Just last week, with my friend and colleague, Rep. Malcolm Kenyatta, D-Philadelphia, I officially introduced legislation addressing reporting of lost or stolen firearms. A second bill, co-sponsored by Rep. Liz Hanbidge, D-Montgomery, bans multi-burst trigger activators. And I plan to introduce a third bill, co-sponsored by Rep Mike Zabel, D-Delaware, that would establish a a 72-hour waiting period for all firearm transfers.

None comes close to fitting the description of some outrageous “they’re coming for our guns!” claim.

By all reasonable accounts, these bills – and the many others introduced by several of my colleagues – are commonsense pieces of legislation with one goal: to make our communities safer.

Because what we’ve seen in the news this week, last week and countless weeks, months and years prior – the chaos, pain, shock and heartbreak of mass murder – shouldn’t be what defines our country.

We need to be better than this. We need to protect Americans who want to go grocery shopping, get a massage, visit family, go to school, watch a movie or hang out with some friends without needing to worry about the threat of deadly violence.
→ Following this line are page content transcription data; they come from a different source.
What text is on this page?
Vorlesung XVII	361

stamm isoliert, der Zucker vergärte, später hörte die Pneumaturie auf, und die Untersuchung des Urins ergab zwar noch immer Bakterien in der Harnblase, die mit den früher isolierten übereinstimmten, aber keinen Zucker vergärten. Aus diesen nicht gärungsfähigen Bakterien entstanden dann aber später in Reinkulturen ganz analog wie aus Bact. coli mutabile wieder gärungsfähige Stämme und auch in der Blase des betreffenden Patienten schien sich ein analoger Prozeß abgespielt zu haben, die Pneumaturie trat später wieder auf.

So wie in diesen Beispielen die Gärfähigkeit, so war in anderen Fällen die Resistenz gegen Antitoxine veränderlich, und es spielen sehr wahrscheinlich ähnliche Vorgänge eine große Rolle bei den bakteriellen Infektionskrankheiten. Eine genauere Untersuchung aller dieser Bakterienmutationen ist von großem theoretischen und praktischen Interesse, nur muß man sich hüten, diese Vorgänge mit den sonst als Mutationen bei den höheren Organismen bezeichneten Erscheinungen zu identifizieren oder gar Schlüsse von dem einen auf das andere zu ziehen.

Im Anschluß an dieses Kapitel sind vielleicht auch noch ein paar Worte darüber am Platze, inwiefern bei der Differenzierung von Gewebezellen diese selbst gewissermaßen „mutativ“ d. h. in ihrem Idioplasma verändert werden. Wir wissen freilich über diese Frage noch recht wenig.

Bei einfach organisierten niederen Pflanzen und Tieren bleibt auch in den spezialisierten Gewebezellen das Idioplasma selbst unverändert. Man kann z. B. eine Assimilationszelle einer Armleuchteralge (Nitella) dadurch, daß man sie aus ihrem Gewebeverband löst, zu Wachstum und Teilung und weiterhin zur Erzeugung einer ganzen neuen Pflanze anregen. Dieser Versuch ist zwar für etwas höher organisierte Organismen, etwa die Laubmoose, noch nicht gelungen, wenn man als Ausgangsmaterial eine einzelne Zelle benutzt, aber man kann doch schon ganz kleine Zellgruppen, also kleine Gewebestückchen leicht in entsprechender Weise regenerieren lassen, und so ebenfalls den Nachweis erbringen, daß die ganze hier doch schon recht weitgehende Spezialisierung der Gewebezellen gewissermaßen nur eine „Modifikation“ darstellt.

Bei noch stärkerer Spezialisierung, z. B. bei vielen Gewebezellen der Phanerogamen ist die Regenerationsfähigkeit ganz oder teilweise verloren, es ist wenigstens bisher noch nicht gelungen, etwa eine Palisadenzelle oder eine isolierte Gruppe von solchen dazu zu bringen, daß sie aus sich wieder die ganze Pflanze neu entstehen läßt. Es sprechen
Conversation is crucial. In Pennsylvania, that means the majority party that controls both the House and Senate chambers needs to allow that conversation and, if the case calls for it, put the people that elected them before their party.

Let’s open up debate. Let’s do the hard work we’ve been elected to do. What will it take to finally take this type of legislation seriously? How many people need to die?

State Rep. Ben Sanchez, a Democrat, represents the Montgomery County-based 153rd House District. He writes from Harrisburg.